Other investor protections
The UAE Companies Law seeks to protect investors' returns emanating from the conversion of their instrument into shares. The Law confirms that shares received by the holders of convertibles will be entitled to a share of the profits that a company has resolved to distribute in respect of the fiscal year during which the conversion was exercised (the entitlement to such profits being calculated by reference to the period from the date of such conversion until the end of the fiscal year) (Article 234 of the UAE Companies Law).
The UAE Companies Law appears to allow for the mandatory conversion of convertible securities into shares where such conversion was made a requirement in the original offering terms contained in the prospectus (by virtue of Article 231 of the UAE Companies Law), but it would again be prudent for this to be confirmed in the approval process with SCA as early as possible in the context of the particular transaction.
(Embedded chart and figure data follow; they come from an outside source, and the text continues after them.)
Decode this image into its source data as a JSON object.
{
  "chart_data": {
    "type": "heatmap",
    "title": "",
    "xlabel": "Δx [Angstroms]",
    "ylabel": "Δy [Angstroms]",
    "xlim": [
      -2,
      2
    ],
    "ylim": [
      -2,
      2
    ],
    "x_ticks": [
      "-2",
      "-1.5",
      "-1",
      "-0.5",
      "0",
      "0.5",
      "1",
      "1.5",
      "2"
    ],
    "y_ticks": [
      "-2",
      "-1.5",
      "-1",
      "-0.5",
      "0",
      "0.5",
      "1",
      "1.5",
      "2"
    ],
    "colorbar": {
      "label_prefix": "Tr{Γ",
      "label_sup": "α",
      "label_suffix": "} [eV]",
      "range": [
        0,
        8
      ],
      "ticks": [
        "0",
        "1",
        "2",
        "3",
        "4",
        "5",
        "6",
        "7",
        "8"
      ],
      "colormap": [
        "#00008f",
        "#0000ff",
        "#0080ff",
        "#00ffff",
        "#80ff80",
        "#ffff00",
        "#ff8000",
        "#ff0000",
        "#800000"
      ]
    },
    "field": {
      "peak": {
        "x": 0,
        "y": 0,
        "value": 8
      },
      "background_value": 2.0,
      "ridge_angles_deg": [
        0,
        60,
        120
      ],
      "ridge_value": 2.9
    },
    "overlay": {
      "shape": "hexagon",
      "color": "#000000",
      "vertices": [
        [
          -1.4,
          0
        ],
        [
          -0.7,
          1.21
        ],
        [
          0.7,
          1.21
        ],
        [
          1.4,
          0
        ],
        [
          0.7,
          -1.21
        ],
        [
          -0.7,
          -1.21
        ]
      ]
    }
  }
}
Convertible securities in Saudi Arabia
The Saudi Companies Law enacted by Cabinet Resolution No. 678 dated 29/11/1443H (corresponding to 28/06/2022) and ratified by Royal Decree No. M/132 dated 01/12/1443H (corresponding to 30/06/2022) and which came into force on 19 January 2023 (the Saudi Companies Law), together with the implementing regulations of the Capital Market Law (specifically the Rules on the Offer of Securities and Continuing Obligations (the OSCO Rules), set out some of the key requirements for the issuance of convertible securities by Saudi Arabian joint stock companies (Saudi JSCs), which are as follows.
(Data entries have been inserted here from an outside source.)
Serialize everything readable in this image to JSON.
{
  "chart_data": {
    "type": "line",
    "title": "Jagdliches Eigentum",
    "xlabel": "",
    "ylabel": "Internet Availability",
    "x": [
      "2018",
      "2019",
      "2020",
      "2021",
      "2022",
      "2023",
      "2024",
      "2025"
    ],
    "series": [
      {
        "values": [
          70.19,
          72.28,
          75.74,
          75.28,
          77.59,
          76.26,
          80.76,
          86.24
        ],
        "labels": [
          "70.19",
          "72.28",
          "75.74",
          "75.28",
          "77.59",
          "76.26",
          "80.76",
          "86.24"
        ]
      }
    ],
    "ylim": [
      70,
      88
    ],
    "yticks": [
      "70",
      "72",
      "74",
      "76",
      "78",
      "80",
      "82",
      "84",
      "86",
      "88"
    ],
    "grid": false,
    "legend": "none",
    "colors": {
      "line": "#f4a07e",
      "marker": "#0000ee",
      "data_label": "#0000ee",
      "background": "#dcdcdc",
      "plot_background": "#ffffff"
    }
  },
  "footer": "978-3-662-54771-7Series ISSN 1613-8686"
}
From an approvals perspective:
- an issuance of convertible securities must be approved by an extraordinary general assembly of shareholders whereby a three quarters majority (75%) of votes present (to the extent that the issuance will involve a capital increase) or two third majority (66.6%) of votes present (to the extent that no capital increase would be required) approve the issuance and the maximum number of shares that may be issued against such securities. Once approved, the board of directors may approve the issuance of new shares at time of issuance without further shareholder approval (Article 117 of the Saudi Companies Law).
Cap on issuances for private placements
For Saudi JSCs that are listed on Tadawul and which propose to issue convertible securities on a private placement basis:
- the number of shares into which such convertible securities may be converted cannot exceed 15% of the company’s total number of shares; and
- convertible securities cannot be offered by way of private placement more than once during the twelve months following the end of a previous offering, (Article 10(i) of the OSCO Rules).
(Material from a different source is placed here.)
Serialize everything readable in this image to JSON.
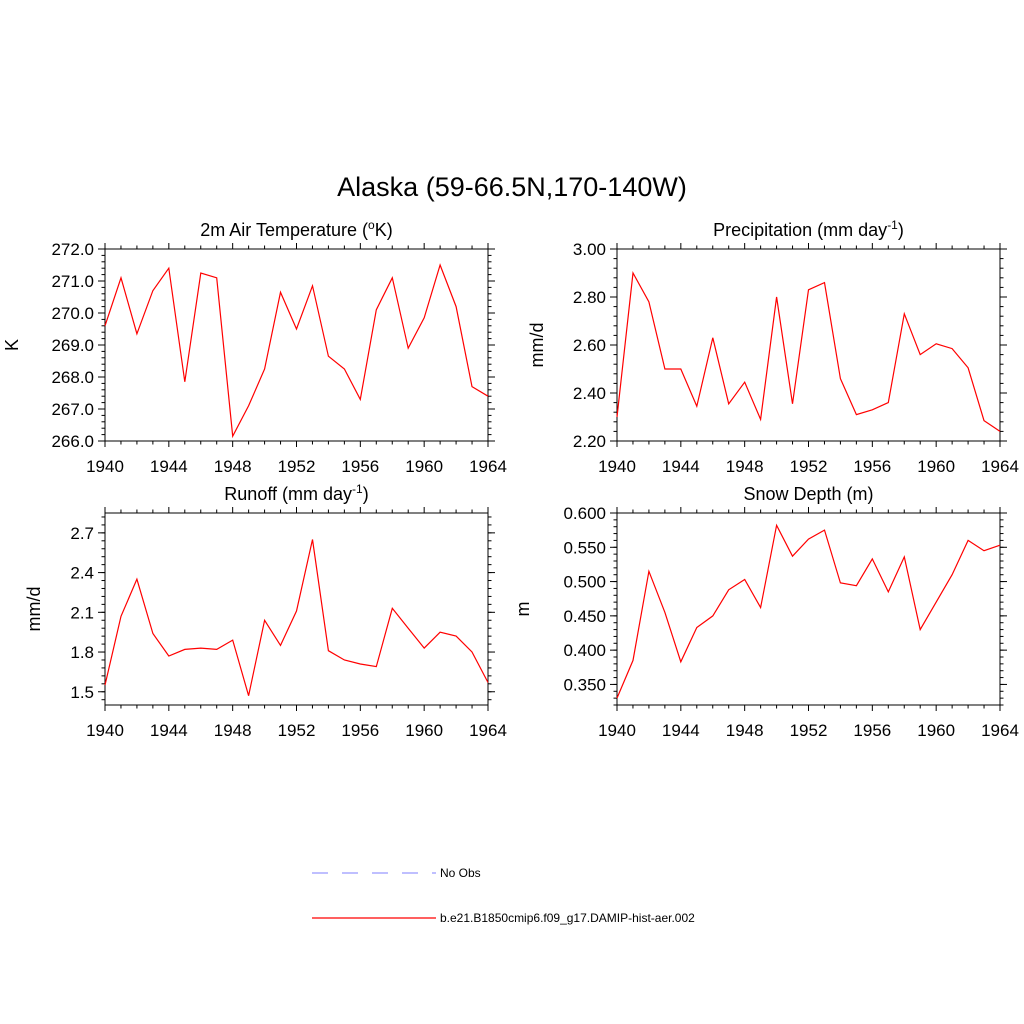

Additional requirements for public offers
With respect to public offers of convertible securities by Saudi JSCs:
- such securities may only be offered if the shares into which they will be converted are already listed;
- additional prospectus disclosure requirements apply compared with other debt instruments; and
- the Capital Market Authority’s approval of the public offer application shall be also regarded as approval of the issuance of the relevant shares once converted (Article 43 of the OSCO Rules).
The Saudi Companies Law allows for the mandatory conversion of convertible securities into shares where such conversion was agreed upfront in the original offering terms, and so mandatory conversion terms would be permissible (Article 117 of the Saudi Companies Law).